The influence brokers have on autopilot forms is apparent in a provision commonly found in “standard” commercial leases for compensating the brokers.

Certainly brokers deserve to be paid. But brokers are not third-party beneficiaries of the agreement, and there is no reason for them to be included in the lease document. The deal between the two parties and the brokers needs to be acknowledged, but in a separate agreement, not in the lease.

Why? Let’s say the landlord is supposed to pay a broker for finding the tenant – you –, and that is included in the lease you sign. If there’s a dispute between the landlord and the broker about the broker’s fee, you could get embroiled in that dispute.

The broker could say he’s a third-party beneficiary of the lease, and if the landlord isn’t paying, the expectation is that the payment is going to come out of the rent. If part of the rent you pay is sent to the broker, you as the tenant are in breach of your lease with the landlord. That simple clause can create a legal quagmire.
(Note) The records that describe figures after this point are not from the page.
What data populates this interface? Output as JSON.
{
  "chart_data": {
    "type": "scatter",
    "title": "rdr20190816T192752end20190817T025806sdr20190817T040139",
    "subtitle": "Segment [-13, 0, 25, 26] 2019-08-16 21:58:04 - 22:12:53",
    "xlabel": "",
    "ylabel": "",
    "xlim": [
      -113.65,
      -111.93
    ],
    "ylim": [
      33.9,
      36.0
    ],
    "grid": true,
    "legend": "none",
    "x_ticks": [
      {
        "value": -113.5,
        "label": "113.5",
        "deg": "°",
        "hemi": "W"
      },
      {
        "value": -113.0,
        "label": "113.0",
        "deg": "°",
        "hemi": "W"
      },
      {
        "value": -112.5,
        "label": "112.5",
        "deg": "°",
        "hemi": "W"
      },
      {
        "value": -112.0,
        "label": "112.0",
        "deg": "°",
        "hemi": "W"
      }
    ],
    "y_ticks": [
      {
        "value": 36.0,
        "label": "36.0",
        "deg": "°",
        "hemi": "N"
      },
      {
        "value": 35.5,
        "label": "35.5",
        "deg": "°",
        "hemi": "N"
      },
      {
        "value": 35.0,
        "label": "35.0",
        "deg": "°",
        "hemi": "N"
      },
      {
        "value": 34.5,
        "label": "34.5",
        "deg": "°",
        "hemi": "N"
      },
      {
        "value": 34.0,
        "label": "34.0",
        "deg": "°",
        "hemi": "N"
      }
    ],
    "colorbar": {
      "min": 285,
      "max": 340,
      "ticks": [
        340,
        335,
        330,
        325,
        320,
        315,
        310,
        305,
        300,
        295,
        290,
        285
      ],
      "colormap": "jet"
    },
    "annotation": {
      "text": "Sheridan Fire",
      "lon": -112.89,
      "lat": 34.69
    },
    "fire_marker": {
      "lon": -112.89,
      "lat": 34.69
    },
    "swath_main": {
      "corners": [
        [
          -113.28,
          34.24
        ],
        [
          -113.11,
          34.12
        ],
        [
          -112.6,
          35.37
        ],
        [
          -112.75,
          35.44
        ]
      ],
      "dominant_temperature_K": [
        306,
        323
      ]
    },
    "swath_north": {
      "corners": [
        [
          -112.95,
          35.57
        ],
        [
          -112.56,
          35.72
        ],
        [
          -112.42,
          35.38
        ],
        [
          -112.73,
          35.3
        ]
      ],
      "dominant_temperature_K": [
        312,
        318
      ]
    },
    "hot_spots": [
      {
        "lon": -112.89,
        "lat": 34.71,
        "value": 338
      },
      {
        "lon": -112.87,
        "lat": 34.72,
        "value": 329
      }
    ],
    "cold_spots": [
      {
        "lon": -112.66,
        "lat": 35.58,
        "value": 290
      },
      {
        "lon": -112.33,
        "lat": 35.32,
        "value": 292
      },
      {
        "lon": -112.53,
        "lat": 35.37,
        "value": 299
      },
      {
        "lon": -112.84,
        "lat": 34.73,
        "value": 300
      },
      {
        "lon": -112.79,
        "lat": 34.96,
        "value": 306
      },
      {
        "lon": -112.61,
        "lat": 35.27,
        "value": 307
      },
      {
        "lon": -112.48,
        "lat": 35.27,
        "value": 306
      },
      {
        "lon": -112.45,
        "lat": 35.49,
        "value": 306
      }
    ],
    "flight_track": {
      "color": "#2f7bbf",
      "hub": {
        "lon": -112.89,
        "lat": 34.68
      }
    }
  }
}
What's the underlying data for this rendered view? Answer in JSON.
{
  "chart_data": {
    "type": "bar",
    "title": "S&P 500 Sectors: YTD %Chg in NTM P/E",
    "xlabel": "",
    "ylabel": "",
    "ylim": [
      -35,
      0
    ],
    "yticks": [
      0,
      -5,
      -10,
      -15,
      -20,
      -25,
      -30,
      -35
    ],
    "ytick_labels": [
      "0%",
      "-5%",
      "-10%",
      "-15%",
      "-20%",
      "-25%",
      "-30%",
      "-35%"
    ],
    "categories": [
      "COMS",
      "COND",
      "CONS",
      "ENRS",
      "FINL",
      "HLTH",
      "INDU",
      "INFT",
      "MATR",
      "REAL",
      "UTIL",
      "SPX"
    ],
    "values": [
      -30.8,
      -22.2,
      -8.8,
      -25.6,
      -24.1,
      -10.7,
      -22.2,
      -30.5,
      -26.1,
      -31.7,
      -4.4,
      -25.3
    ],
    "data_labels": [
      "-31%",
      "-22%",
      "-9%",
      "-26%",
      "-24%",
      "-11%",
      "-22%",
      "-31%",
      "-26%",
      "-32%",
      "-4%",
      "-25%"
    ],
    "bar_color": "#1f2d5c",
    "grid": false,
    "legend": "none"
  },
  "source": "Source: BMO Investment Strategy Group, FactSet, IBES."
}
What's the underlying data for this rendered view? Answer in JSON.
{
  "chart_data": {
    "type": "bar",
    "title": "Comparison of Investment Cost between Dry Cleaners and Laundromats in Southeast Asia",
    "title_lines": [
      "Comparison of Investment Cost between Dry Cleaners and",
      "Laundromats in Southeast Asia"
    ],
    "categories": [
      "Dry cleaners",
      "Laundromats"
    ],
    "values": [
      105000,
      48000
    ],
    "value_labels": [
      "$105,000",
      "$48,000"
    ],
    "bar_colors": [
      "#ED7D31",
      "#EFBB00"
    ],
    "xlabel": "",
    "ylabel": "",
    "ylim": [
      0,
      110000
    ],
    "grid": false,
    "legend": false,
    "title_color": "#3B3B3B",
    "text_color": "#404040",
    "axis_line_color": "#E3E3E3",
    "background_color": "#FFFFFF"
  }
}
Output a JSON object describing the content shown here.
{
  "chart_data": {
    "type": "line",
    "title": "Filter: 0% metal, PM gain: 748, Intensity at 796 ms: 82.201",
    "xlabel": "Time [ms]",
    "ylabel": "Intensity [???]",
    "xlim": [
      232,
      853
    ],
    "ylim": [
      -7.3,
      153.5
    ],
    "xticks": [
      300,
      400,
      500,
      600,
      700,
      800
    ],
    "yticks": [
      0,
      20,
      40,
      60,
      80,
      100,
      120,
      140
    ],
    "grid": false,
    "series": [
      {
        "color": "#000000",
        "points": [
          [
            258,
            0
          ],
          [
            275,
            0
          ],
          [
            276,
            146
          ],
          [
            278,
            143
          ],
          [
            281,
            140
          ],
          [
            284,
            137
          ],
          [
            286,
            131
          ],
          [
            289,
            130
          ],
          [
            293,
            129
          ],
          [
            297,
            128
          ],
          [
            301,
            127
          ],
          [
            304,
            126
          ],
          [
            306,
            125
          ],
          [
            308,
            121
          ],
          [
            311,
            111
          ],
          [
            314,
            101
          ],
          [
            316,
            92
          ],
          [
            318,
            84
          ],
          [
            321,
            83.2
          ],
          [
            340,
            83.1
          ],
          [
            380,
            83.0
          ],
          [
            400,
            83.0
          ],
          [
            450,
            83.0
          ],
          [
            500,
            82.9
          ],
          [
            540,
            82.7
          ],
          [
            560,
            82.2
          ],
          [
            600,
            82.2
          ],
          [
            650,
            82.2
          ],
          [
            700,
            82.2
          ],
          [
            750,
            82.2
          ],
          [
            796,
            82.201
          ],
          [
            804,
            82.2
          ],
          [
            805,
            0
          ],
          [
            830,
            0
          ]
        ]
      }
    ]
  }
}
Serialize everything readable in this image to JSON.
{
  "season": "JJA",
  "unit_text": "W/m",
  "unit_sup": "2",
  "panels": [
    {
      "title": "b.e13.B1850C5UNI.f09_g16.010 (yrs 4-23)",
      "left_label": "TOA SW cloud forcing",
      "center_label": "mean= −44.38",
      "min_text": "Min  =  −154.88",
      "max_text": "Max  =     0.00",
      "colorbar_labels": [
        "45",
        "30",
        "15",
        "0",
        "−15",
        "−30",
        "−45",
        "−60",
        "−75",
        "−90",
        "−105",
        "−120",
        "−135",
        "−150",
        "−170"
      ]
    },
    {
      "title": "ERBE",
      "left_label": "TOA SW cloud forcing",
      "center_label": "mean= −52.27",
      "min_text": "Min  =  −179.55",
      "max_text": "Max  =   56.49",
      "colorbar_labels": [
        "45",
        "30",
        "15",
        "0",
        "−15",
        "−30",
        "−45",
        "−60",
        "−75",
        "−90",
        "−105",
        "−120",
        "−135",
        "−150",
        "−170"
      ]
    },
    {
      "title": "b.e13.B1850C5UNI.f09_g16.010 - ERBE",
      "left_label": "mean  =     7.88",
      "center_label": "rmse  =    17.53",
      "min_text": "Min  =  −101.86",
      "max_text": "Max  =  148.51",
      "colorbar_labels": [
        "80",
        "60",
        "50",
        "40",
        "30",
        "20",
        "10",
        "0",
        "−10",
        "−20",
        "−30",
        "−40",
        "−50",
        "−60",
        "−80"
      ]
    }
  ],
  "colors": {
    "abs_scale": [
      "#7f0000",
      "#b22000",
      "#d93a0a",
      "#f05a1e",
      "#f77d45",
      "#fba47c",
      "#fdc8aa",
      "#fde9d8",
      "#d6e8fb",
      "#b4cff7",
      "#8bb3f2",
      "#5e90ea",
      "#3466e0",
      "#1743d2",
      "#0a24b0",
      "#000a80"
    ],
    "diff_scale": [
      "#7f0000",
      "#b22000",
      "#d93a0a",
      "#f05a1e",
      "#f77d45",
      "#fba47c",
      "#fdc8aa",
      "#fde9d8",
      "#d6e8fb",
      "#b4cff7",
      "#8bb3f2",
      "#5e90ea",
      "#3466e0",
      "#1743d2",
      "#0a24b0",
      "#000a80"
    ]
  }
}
Any legal document should be clear and complete. In real estate, the document and the accompanying negotiations can set the tone for the subsequent relationship between the two parties. In a sale, that relationship may only be a few months, until escrow closes. But a lease represents a long-term relationship – five, ten or more years. Both sides should be able to pick up the lease and say, “Okay, I know what my rights and obligations are under this legal document.” With a fill-in-the-blanks form, that almost certainly will not happen.